Panasonic Lumix GF3: Etwas viel weggelassen

Panasonic Lumix GF3 - Weniger ist nicht immer mehr (Bild: Panasonic)

Panasonic hat die neue Lumix GF3 vorgestellt, die ein neues Design hat und bei der man auf ein paar Dinge verzichten muss.

 

Manchmal fragt man sich schon, warum der schöne Spruch "Form follows function" immer wieder vergessen wird. Es kann ja eigentlich nicht schwer sein, sich zu überlegen, was ein Gerät können sollte und wie es dann aussehen muss. Aber genau so wie manche Firmen offenbar Kryptographen für die Entwicklung ihrer Menüstrukturen anheuern, sind offenbar bei Panasonic ein paar Leute am Werk gewesen, die dann doch lieber auf den Punkt "Design" statt "Funktion" gesetzt haben. Anders kann ich mir nicht erklären, wieso man die GF3 ihres Blitzschuhs beraubt hat.

Weil man versucht hat, die Größe der Kamera zu verkleinern, hat man sich für eine Rundung auf der Oberseite entschieden. Da passt dann natürlich kein Blitzschuh mehr drauf. Wer also einen externen Blitz einsetzen möchte, was sich hier und da durchaus lohnt, muss zu einer anderen Kamera greifen.

Ebenfalls weg fällt der elektronische Aufstecksucher. Wo soll er auch hin? Mag sein, dass die Dinge eher selten gekauft oder genutzt werden, sie aber gar nicht mehr anzubieten kann auch keine Lösung sein. Und der festeingebaute Blitz wird, wie so oft, vermutlich keine sonderliche guten Ergebnisse liefern, da seine Reichweite begrenzt ist.
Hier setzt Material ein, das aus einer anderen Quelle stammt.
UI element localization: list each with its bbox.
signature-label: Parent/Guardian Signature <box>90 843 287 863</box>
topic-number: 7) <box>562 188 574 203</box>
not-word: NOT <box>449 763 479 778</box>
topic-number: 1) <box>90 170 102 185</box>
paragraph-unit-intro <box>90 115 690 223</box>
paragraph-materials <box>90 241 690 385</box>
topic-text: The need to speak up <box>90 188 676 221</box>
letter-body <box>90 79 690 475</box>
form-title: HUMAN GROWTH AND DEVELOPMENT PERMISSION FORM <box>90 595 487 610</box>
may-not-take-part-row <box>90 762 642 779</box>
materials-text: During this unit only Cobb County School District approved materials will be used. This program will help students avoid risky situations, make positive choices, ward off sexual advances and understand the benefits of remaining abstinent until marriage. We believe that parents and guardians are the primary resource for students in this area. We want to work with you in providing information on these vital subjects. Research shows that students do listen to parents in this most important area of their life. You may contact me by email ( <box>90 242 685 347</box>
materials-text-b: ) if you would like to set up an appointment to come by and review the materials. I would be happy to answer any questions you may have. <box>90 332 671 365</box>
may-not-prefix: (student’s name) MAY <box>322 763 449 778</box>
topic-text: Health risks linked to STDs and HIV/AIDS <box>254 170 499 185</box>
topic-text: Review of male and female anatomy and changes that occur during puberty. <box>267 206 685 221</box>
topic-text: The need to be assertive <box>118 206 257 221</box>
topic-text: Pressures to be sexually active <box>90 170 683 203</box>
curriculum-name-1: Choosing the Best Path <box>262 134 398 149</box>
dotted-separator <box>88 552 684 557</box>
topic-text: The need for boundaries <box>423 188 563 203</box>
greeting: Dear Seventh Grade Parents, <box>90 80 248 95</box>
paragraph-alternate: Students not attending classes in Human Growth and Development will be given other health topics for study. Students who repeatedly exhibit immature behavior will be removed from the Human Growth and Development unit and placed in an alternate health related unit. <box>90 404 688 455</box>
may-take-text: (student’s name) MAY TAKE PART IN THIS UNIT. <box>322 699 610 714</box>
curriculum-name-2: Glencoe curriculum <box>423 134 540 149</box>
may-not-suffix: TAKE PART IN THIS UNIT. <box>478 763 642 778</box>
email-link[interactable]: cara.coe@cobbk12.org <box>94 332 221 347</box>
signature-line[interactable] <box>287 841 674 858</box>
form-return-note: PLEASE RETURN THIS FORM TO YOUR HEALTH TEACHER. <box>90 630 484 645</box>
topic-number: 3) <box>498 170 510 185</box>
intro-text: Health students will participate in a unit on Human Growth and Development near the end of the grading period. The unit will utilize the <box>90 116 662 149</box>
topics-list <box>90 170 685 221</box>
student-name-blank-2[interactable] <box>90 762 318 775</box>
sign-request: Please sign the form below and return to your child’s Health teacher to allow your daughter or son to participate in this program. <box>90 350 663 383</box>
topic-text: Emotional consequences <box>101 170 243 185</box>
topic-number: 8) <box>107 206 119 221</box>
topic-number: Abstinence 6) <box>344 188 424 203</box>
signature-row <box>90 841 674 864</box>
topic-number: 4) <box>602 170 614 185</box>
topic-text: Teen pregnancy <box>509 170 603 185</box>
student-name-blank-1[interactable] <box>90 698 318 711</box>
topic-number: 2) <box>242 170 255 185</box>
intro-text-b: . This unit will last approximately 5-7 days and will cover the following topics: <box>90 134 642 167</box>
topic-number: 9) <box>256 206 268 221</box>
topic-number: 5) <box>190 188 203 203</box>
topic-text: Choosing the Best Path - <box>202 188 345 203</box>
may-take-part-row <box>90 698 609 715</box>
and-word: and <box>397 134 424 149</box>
In Sachen Technik hat sich zumindest etwas getan. Der Micro-Four-Thrid-Sensor liefert weiter 12 MP, hat aber einen schnelleren Bildprozessor an die Seite bekommen. Neu ist ebenfalls der Autofokus, der ebenfalls erheblich schneller arbeiten soll. Wer möchte, kann seine Motive nun auch über den Touchscreen auf der Rückseite markieren und verfolgen lassen, so dass sie scharf gestellt bleiben.

Ende Juli soll die Lumix GF3 auf den Markt kommen, ein Preis wurde noch nicht genannt.